On Feb. 19, Hayden Williams — a representative of a group that provides training for conservative campus groups — was assaulted by Zachary Greenberg, an Oakland resident, at the University of California, Berkeley. Though, according to the New York Times, neither man was a student at the university, free speech on college campuses is often a popular topic in the news, and the recent event that unfolded at the U.C. Berkeley has once again brought it to the attention of the American media.
President Trump used this altercation as a catalyst to announce his plans for an executive order that attempts to protect free speech on college campuses. Trump claimed that the executive order would withhold federal funding from universities that do not protect free speech.
While free speech is certainly a part of the constitution that must be respected, the executive order suggested by Trump is both unnecessary and counterproductive.
The proposed executive order would affect both public and private universities, including the University. According to the Office of the Dean for Research, “Most of [Princeton] University’s research funding comes from federal agencies, with companies, foundations, and other private entities becoming increasingly important sources of support.” If President Trump were to sign his proposed executive order, the University would be just one of many affected American universities.
The vague executive order suggested by Trump is unnecessary. The first amendment already guarantees free speech at public universities and private universities, by nature, should not be under government control. According to the Foundation for Individual Rights in Education (FIRE), most private universities pride themselves in supporting free speech, yet “if a private college wishes to place a particular set of moral, philosophical, or religious teachings above a commitment to free expression, it has every right to do so.”
Private universities are allowed to have their own rules when it comes to freedom of expression. Students are free to decide which college they want to attend; it is up to individual students to choose a university where freedom of expression is practiced according to their preferences.
Public universities, on the other hand, are subject to government control and therefore already must follow national freedom of speech laws. An executive order on the freedom of expression would be redundant legislation that, in reality, is just an attempt by Trump to please his conservative supporters.
Trump’s declaration of his plan to sign the executive order is incredibly vague and clearly just an unwise reaction to the assault of a Trump supporter. When describing the executive order, Trump said, “If they want our dollars, and we give it to them by the billions, they’ve got to allow people like Hayden and many great young people, and old people, to speak.”
The specific incident that Trump used to justify the executive order did not even include any Berkeley students; both Hayden and his assailant were simply two men who happened to be on the Berkeley campus. Therefore, U.C. Berkeley does not have any real jurisdiction over these men. Regardless of the lack of connection to the university, Chancellor Carol Christ and Vice Chancellor for student affairs Stephen C. Sutton of U.C. Berkeley wrote to the campus community: “[Violence and harassment] is intolerable and has no place here. Our commitment to freedom of expression and belief is unwavering.”
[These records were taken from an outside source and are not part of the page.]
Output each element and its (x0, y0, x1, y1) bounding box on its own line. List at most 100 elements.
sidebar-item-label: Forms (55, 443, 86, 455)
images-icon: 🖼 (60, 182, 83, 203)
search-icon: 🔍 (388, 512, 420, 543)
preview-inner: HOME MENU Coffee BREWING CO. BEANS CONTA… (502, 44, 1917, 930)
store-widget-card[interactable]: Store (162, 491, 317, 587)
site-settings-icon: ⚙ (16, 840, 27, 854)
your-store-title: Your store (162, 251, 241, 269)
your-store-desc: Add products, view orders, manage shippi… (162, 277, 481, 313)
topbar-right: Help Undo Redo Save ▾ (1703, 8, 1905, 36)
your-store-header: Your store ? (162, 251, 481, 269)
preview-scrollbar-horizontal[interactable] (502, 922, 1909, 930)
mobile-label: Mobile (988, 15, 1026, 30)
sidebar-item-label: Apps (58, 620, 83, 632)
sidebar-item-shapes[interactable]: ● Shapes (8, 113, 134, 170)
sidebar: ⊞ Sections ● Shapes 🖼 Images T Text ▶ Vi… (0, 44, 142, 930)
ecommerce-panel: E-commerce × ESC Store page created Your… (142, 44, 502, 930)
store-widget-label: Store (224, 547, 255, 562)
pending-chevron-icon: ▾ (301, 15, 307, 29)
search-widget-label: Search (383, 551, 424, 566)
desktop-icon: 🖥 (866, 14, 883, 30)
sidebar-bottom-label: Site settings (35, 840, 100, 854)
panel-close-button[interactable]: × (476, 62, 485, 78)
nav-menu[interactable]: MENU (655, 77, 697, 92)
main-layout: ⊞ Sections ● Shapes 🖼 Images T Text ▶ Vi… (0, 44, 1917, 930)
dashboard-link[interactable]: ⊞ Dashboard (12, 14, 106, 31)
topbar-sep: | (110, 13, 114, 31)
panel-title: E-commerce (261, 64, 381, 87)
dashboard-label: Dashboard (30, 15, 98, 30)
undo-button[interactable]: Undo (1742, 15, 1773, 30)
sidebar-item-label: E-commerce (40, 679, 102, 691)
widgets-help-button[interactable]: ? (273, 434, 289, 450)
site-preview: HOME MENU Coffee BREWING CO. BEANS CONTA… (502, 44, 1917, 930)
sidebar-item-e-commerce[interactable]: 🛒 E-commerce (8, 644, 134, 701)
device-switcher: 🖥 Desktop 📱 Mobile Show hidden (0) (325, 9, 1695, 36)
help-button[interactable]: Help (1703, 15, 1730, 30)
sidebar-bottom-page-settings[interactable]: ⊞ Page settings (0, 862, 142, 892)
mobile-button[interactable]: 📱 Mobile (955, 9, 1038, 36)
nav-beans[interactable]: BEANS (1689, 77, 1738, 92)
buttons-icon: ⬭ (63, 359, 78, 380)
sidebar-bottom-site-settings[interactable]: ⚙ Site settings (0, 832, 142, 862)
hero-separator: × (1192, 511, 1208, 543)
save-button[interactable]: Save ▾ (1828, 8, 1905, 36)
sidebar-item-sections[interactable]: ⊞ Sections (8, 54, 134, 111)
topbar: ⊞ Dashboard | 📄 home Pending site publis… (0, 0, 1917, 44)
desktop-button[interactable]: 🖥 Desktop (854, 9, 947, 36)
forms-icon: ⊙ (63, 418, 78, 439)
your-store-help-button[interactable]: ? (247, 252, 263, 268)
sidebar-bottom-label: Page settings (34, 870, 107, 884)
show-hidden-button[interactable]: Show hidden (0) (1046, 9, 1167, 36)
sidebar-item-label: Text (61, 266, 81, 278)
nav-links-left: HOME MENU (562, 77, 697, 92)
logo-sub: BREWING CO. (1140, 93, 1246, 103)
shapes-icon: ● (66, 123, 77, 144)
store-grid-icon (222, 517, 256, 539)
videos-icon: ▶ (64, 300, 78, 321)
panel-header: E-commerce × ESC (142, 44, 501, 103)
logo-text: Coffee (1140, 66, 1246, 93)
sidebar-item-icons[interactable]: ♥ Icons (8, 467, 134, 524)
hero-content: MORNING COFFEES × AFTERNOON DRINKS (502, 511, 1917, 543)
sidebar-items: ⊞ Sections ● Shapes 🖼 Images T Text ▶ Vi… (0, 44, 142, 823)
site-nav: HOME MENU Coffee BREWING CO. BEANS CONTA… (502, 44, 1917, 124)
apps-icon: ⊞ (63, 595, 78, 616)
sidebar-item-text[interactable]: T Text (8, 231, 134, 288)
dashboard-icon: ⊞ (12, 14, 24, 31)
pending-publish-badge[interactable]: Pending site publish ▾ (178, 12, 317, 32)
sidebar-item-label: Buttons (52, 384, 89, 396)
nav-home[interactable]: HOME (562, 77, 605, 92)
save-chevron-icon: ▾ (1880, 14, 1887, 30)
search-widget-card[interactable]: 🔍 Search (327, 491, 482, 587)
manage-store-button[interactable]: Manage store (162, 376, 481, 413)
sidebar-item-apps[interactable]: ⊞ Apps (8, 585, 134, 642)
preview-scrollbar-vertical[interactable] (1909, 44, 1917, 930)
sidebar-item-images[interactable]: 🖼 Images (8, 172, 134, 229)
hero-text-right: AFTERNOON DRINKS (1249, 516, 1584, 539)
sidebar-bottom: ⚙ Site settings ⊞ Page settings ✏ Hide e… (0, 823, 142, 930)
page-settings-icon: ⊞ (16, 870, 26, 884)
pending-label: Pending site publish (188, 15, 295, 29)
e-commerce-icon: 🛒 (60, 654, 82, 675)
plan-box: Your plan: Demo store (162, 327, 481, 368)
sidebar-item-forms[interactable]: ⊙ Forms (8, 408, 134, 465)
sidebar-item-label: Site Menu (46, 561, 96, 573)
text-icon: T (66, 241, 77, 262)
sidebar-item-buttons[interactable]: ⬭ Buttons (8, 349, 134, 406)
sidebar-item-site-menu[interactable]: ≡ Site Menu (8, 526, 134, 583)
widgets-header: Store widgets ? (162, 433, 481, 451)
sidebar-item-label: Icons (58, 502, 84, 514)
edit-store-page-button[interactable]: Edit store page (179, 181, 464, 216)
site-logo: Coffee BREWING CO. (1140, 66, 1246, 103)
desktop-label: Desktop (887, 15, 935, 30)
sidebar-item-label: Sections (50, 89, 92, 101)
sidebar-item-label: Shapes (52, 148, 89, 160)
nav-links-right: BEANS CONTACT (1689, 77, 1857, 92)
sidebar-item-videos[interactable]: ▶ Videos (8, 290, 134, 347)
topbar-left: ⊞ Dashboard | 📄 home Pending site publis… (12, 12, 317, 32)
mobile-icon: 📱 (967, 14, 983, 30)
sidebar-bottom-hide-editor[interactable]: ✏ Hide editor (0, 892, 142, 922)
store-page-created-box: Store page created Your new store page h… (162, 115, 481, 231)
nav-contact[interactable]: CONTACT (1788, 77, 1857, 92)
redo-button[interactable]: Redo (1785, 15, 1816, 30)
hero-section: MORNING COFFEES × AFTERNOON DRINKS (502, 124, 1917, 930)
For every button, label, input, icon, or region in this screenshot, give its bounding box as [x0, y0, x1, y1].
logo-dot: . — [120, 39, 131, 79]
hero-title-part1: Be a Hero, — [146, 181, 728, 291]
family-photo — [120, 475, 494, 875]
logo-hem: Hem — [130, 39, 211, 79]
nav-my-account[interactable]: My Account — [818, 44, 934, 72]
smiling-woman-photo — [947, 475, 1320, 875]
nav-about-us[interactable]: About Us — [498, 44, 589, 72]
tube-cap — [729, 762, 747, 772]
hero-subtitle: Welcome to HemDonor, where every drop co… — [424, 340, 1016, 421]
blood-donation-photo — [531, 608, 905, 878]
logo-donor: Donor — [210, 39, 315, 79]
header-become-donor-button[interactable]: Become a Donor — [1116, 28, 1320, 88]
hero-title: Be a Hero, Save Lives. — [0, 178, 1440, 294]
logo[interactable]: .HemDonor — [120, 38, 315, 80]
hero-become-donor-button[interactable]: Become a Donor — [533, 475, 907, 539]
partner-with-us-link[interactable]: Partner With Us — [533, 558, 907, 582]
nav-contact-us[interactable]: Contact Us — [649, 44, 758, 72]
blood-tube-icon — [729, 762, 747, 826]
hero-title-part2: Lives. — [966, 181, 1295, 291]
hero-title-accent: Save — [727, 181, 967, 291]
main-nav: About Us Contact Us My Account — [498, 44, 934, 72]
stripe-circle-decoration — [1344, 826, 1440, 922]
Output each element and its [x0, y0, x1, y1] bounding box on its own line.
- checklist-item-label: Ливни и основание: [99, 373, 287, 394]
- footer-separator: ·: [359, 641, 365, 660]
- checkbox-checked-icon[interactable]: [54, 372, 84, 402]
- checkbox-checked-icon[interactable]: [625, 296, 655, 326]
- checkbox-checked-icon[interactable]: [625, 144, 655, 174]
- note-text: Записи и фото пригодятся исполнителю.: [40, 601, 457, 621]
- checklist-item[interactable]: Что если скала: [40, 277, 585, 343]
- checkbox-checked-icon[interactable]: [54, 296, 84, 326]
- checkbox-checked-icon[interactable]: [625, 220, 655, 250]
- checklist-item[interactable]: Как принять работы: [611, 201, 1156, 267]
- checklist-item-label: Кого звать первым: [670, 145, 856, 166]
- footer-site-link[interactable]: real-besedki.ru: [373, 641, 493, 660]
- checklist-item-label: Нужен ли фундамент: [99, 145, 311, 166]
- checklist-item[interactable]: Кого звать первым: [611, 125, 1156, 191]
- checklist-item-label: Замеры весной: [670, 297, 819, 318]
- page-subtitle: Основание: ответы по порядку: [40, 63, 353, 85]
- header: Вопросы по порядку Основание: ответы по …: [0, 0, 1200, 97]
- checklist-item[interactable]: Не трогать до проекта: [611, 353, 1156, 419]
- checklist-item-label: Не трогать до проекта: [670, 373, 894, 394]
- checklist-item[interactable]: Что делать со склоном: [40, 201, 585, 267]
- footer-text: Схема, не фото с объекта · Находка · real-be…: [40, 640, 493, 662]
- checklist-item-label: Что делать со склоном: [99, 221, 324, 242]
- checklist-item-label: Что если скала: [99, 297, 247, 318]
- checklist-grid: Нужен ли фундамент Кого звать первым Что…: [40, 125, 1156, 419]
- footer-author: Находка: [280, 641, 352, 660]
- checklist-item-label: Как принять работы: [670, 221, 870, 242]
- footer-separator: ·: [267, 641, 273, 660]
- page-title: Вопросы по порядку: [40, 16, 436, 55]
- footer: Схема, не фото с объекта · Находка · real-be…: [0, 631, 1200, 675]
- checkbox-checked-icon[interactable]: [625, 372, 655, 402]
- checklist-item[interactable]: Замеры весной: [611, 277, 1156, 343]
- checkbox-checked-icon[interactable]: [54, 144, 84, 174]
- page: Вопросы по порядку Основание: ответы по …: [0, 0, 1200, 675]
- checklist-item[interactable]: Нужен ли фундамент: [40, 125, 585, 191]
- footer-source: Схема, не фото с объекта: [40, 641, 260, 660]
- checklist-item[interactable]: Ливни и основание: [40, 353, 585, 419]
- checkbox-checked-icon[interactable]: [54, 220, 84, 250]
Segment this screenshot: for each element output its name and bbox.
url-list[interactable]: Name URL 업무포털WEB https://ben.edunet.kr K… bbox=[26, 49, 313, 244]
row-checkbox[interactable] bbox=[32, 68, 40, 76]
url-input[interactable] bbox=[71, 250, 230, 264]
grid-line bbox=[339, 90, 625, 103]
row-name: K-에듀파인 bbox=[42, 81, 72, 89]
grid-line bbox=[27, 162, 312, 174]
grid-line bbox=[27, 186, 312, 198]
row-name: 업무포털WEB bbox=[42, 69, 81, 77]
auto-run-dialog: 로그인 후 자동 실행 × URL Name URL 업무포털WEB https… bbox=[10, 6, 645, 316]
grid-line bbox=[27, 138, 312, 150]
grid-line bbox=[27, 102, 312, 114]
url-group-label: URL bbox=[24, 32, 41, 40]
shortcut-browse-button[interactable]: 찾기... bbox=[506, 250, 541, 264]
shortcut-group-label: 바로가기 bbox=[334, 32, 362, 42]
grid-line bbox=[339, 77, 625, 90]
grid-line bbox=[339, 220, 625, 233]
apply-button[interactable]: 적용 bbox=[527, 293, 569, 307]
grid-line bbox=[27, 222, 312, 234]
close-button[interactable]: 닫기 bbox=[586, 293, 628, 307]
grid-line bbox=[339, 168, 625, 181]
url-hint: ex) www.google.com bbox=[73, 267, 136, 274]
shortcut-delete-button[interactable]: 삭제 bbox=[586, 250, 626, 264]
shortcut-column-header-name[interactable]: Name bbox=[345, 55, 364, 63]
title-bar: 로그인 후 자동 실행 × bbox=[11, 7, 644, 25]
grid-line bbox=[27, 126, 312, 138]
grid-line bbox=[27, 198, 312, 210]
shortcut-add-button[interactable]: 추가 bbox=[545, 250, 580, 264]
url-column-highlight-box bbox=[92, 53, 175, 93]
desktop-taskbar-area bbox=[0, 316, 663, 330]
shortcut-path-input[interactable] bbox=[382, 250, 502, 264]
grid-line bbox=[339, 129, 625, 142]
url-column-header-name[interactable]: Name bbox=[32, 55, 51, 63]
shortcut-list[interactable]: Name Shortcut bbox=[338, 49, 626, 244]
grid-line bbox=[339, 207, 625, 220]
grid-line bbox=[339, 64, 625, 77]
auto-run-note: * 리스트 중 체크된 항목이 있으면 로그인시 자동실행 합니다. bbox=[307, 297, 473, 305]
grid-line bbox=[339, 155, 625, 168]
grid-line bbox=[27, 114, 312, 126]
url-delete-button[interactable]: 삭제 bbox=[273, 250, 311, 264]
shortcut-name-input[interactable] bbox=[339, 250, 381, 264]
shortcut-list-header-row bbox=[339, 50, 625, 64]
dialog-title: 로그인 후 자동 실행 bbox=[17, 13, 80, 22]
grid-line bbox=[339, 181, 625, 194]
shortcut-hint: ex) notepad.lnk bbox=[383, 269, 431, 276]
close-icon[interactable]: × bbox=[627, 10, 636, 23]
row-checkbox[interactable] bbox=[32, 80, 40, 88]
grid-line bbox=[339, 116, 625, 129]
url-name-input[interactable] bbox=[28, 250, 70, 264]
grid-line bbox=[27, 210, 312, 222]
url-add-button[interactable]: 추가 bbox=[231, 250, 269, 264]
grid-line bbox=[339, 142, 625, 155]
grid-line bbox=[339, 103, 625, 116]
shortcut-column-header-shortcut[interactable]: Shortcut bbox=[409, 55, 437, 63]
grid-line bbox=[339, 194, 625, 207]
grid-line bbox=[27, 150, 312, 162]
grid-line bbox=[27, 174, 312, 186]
While Republican groups argued that this response was too delayed, the university still responded to the incident and Zachary Greenberg has been charged with three felonies. Without any real reasoning, Trump is using this incident in an attempt to appeal to conservatives who feel that their freedom of expression is not being adequately protected on college campuses.
Not only is the proposed executive order superfluous, but it would actually hinder true freedom of expression.
It is unclear as to how exactly Trump plans to impartially determine which universities violate his rules against free speech and therefore would not receive federal funding. The United States already has a court system to deal with free speech on public college campuses, and private universities have their own mechanisms. Adding an executive order would only complicate already established procedures.
University of Chicago president Robert Zimmer, told the Observer that “a committee in Washington passing judgment on the speech policies and activities of educational institutions, judgments that may change according to who is in power and what policies they wish to promulgate, would be a profound threat to open discourse on campus.” Zimmer’s concerns are completely valid. College campuses are supposed to be centers for intellectual debate, and discussions on college campuses should not be mandated by whatever political party is in office.
Despite President Trump’s declared commitment to support the freedom of expression, his unjustified proposed executive order would actually threaten the free speech that he claims to value so dearly.